Die Digitalisierung der Wirtschaft und Industrie wird derzeit oftmals noch dadurch verhindert, dass Unternehmen ihre sensiblen Daten an einen einzelnen Anbieter geben müssen und damit abhängig von diesem werden. Sollte ein Cloud-Dienstleister seinen Dienst nicht mehr anbieten oder anbieten können (z. B. aufgrund von politischen Spannungen), muss man mit erheblichen Schäden und Ausfällen rechnen. Zudem ist besonders bei den großen Diensten aus dem nichteuropäischen Ausland die Frage nach dem Datenschutz nicht hinreichend geklärt.

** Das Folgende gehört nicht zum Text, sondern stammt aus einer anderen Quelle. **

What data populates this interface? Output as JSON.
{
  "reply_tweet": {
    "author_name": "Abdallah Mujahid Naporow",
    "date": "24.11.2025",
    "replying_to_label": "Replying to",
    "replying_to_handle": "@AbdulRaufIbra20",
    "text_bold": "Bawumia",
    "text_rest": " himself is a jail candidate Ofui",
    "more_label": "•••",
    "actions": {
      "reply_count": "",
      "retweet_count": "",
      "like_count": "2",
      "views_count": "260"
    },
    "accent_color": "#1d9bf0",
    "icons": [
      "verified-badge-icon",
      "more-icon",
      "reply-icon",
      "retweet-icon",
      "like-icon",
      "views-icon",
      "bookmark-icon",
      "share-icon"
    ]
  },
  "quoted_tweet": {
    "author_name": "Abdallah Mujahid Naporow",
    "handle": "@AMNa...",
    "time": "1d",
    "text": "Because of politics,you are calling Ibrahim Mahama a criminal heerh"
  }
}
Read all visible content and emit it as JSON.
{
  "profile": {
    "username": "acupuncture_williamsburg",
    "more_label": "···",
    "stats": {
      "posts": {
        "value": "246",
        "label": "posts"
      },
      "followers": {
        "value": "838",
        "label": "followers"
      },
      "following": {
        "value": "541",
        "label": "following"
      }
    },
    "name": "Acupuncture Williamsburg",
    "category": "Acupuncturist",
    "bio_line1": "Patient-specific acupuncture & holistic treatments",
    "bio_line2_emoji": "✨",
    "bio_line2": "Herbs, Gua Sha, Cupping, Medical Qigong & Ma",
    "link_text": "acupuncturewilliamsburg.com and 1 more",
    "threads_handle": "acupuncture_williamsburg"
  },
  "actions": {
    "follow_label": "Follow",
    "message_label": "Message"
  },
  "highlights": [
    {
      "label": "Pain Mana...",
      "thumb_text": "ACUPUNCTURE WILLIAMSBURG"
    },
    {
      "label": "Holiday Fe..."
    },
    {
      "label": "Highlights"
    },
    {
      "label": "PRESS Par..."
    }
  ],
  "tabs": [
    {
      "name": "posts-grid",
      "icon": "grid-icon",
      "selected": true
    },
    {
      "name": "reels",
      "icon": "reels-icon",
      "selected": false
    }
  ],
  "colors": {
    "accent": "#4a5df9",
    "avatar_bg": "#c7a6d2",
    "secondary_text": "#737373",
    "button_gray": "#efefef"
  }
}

Mit seinem dezentralen und transparenten Ansatz versucht Gaia-X das Problem der Abhängigkeit zu umgehen. Der Austausch der Daten zwischen verschiedenen Cloud-Anbietern soll stark vereinfacht werden. Offene Schnittstellen, Open-Source-Lösungen und internationale Standards sollen Interoperabilität möglich machen. Dabei möchte man allerdings kein Konkurrenzprodukt zu bestehenden Hyperscalern schaffen, die schon jetzt horizontale Skalierung im Bereich des Cloud Computings schaffen. Stattdessen soll eine Struktur aufgebaut werden, die auch den Austausch unter den Unternehmen vereinfacht und damit Synergie-Effekte schafft und nutzt.